RUY VENTURA
Por delicadeza e amizade, evito escrever ou dizer quaisquer palavras contra os ateus, os agnósticos, os maçons, os muçulmanos, os judeus, os evangélicos e protestantes, os católicos integristas, os “neocatólicos” (como lhes chama Hans Urs von Bathasar), os comunistas, os socialistas, os fascistas e os membros de outros grupos políticos e religiosos. Conhecendo as suas doutrinas e as suas ideias (das quais discordo firme, profunda e fundadamente), vou-me calando, pois sei distinguir o que pensam do que são. Atendo à liberdade de pensamento e de expressão de cada um, mesmo que considere errados os seus fundamentos ou julgue que a estrutura do seu pensamento não seguiu a recta via. Por delicadeza e amizade, calo-me e chego a não manifestar discordâncias que me revoltam as entranhas, pois sei que iria feri-los. Mesmo quando falo firmemente contra as consequências do ateísmo (melhor, do anti-teísmo), da maçonaria, de certo islamismo, de certo judaísmo, de certo protestantismo, do integrismo católico ou do neocatolicismo, do comunismo, do socialismo e do fascismo, tento nunca atacar os que militam nessas águas, mas apenas as ideias e as práticas. Mais facilmente critico os católicos que não seguem a Boa Nova de Cristo, manchando a sua Igreja.

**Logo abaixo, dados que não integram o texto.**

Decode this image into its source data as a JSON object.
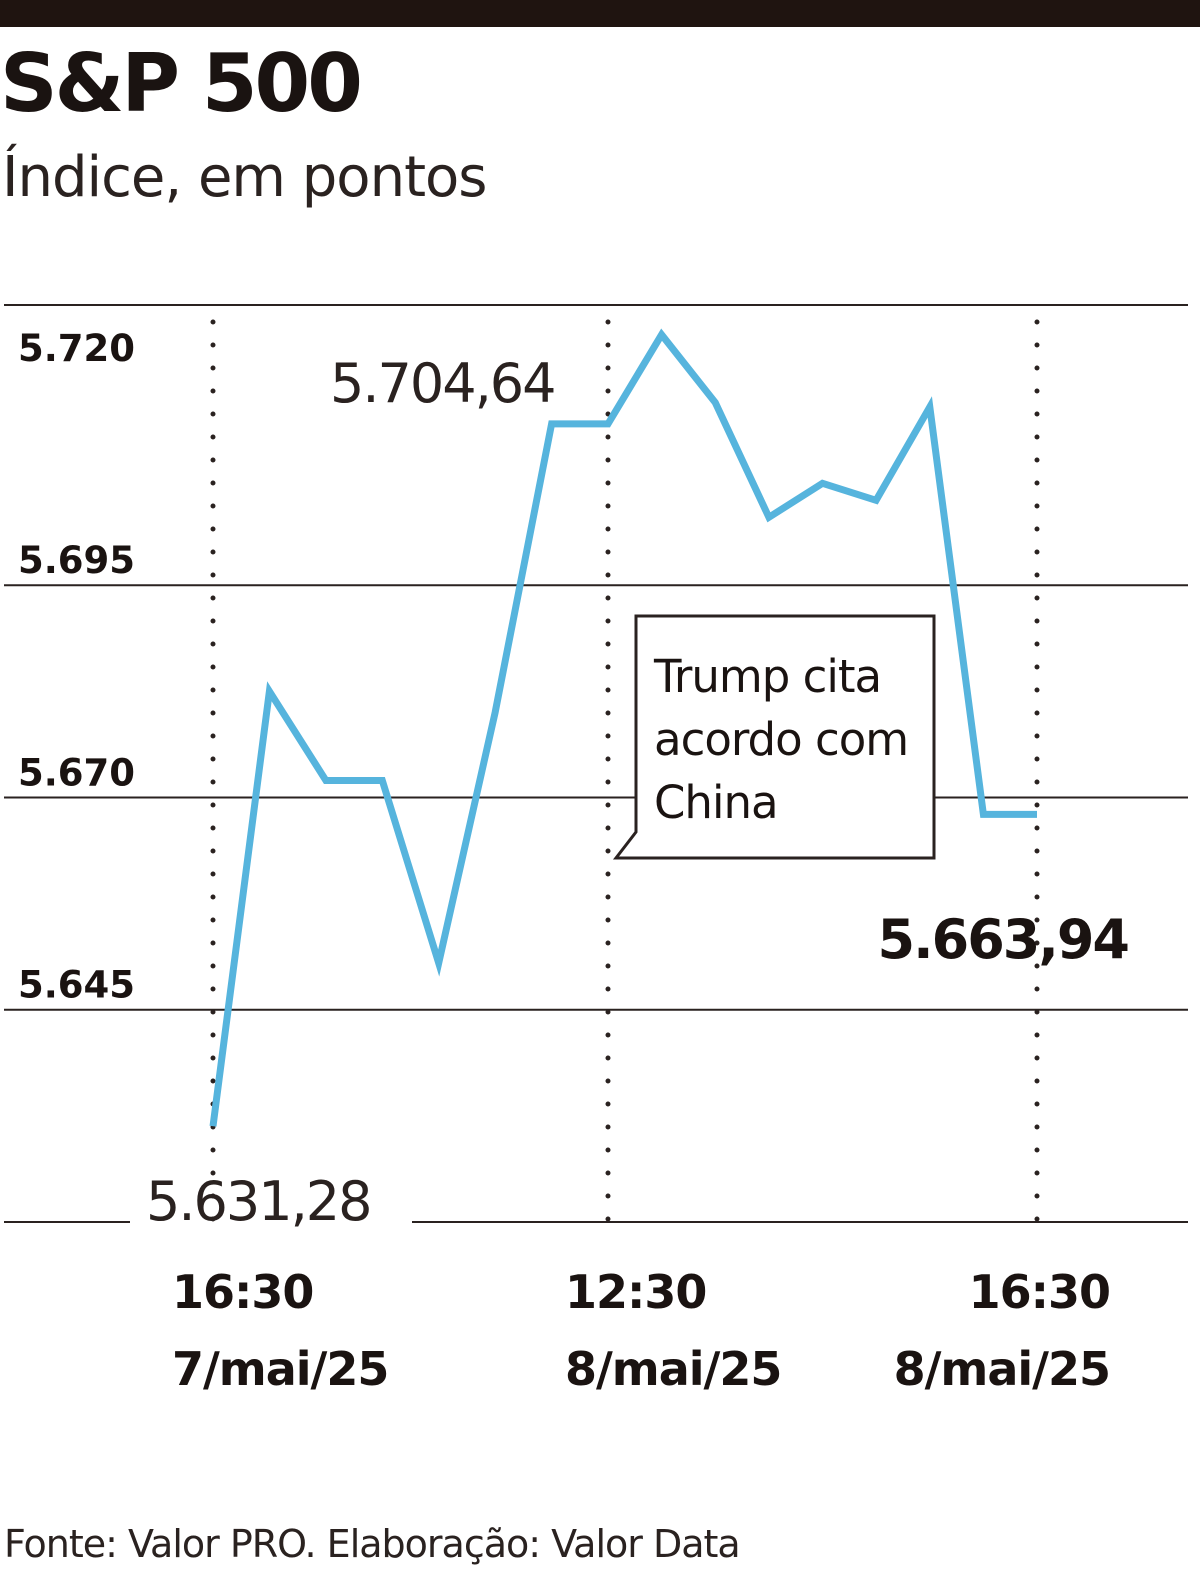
{
  "header": {
    "title": "S&P 500",
    "subtitle": "Índice, em pontos"
  },
  "footer": {
    "source": "Fonte: Valor PRO. Elaboração: Valor Data"
  },
  "colors": {
    "line": "#56b4dd",
    "grid": "#2a2220",
    "text": "#1a1311"
  },
  "chart_data": {
    "type": "line",
    "title": "S&P 500",
    "subtitle": "Índice, em pontos",
    "ylim": [
      5620,
      5728
    ],
    "yticks": [
      5645,
      5670,
      5695,
      5720
    ],
    "ytick_labels": [
      "5.645",
      "5.670",
      "5.695",
      "5.720"
    ],
    "xlim": [
      0,
      17
    ],
    "x_marks": [
      {
        "x": 0,
        "time": "16:30",
        "date": "7/mai/25"
      },
      {
        "x": 7,
        "time": "12:30",
        "date": "8/mai/25"
      },
      {
        "x": 15,
        "time": "16:30",
        "date": "8/mai/25"
      }
    ],
    "series": [
      {
        "x": [
          0,
          1,
          2,
          3,
          4,
          5,
          6,
          7,
          8,
          9,
          10,
          11,
          12,
          13,
          14,
          15
        ],
        "values": [
          5631.28,
          5682.5,
          5672.0,
          5672.0,
          5650.5,
          5680.0,
          5714.0,
          5714.0,
          5724.5,
          5716.5,
          5703.0,
          5707.0,
          5705.0,
          5716.0,
          5668.0,
          5668.0
        ]
      }
    ],
    "data_labels": {
      "start": "5.631,28",
      "high": "5.704,64",
      "end": "5.663,94"
    },
    "annotation": {
      "lines": [
        "Trump cita",
        "acordo com",
        "China"
      ]
    },
    "grid": true,
    "legend": "none"
  }
}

Acontece, todavia, que a reciprocidade nem sempre acontece. Se alguns primam pela delicadeza também, respeitando-me nas minhas crenças e nas minhas ideias políticas, sabendo nomeadamente que a indignidade de muitos cristãos e católicos não corresponde à indignidade do cristianismo, outros há que não se coíbem de dizer o que lhes vai na veneta (estão no seu direito), mesmo sabendo que isso me deixará magoado. Penso para comigo que é a vida. Penso para comigo que as injúrias são algo de que os cristãos nunca se livrarão. Mas há dias em que me apetece ser menos pacífico. “Por delicadeza, perdi a minha vida…”, escreveu o outro. Penso contudo nessas alturas que, mesmo perante as mentiras e a manipulação das palavras alheias – do género “o Papa disse que é melhor ser ateu do que ir à Igreja”, quando não foram essas as suas palavras – ganharei a vida, continuando, dentro do possível, delicado, mesmo perante aqueles que o não são. É, como diz a outra, um princípio civilizacional. Mesmo quando me apetece mandá-los àquela parte pouco limpa, untar-lhes as molas com uma valente bengalada ou, simplesmente, exilá-los a pão e água numa boa biblioteca.